3D printing lets antique musical instruments be played again
We love hearing about people finding solutions to problems through 3D printing that otherwise couldn't be solved. Many of those stories are medical advances, but sometimes the technology just makes a job easier or, in this case, actually brings history back to life.
Dr. Robert Howe, a reproductive endocrinologist and a doctoral student at University of Connecticut in musical theory and history, has come up with a way to marry medical scanning technology with 3D printing in order to repair antique musical instruments so that they can be played again.
Howe learned how to use CT-scanning in his practice to make 3D scans of body parts and he soon began thinking about how it could also be used on musical instruments. Together with his musical theory professor and an engineering professor who specializes in 3D imaging, Howe began making detailed 3D scans of centuries-old instruments to not just study them from every angle, but also to then 3D print copies of parts that would allow them be played.
The technology has let them examine 18th-century horns from the inside-out, showing them to be much more complicated than was thought and a new technique that allows them to scan metal and wood at the same time has allowed them to make exact 3-D images of the mouthpiece used on one of the first saxophones made by Adolphe Sax in the 19th century.
Only three of these mouthpieces exist in the world and in order to duplicate it, the original mouthpieces would have to be measured by metal calipers which could damage the wood. After that, the part would have to be handmade through a long and costly process. 3D scanning and printing on the other hand is allowing them to make duplicates with exact dimensions without harming the instrument piece and for only about $18 a part.

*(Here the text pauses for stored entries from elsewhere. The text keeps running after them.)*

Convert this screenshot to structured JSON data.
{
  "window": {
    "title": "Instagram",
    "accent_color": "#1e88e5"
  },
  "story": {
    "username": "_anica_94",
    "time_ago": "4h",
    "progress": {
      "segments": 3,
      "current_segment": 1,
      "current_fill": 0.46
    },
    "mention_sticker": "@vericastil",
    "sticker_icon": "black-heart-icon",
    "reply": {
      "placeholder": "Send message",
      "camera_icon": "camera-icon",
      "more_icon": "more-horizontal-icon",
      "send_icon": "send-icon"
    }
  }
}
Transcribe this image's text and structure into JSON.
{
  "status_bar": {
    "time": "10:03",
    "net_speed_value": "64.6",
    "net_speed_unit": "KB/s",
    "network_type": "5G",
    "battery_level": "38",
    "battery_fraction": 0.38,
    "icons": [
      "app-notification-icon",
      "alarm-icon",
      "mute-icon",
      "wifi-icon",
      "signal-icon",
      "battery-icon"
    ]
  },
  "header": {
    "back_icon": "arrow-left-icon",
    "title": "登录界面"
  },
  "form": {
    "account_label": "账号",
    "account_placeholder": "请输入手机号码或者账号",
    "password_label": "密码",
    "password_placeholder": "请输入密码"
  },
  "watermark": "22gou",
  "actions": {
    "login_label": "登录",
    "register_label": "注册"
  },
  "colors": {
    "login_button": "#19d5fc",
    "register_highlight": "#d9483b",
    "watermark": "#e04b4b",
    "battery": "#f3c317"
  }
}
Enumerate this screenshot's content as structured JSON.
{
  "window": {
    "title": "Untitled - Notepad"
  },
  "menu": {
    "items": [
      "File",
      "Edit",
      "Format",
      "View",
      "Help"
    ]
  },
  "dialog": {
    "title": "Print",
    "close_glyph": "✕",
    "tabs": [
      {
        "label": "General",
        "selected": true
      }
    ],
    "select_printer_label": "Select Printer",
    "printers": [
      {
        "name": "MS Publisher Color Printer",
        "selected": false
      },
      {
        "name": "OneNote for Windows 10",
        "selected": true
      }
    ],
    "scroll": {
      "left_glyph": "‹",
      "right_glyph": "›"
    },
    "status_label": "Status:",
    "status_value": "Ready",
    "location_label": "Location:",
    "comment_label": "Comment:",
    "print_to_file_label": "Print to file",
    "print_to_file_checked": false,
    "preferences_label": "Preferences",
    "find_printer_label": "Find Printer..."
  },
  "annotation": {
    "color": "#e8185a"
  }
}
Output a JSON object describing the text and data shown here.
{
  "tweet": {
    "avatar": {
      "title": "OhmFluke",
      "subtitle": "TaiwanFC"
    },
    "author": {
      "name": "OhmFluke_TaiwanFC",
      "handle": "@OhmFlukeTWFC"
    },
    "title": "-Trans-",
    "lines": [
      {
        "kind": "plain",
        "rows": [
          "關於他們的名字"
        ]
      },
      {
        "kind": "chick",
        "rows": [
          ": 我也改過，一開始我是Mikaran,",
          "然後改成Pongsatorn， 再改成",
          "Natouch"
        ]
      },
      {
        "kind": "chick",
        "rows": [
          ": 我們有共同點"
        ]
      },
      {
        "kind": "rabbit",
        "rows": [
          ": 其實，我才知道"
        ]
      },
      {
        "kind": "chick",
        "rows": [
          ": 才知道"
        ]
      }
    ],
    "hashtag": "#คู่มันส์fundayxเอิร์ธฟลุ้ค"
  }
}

"If they can accurately reproduce the dimensions in the mouthpiece that Adolphe Sax himself invented, it would be of fundamental, seminal importance in understanding our instrument," Paul Cohen, a saxophonist who teaches at New York University said.
The team has made plastic replicas of the mouthpieces of several of Sax's horns and soon modern ears will be able to hear how these instruments were really meant to sound.
The team is also working on printing parts to fix broken instruments. They've already used a replacement part to play a 1740 recorder.
"The universal availability of 3-D printing, which is happening as we wait, will make all this work very relevant and not just for musical instruments," Howe said. "The ability to measure and replicate items that are difficult to measure and replicate is going to explode."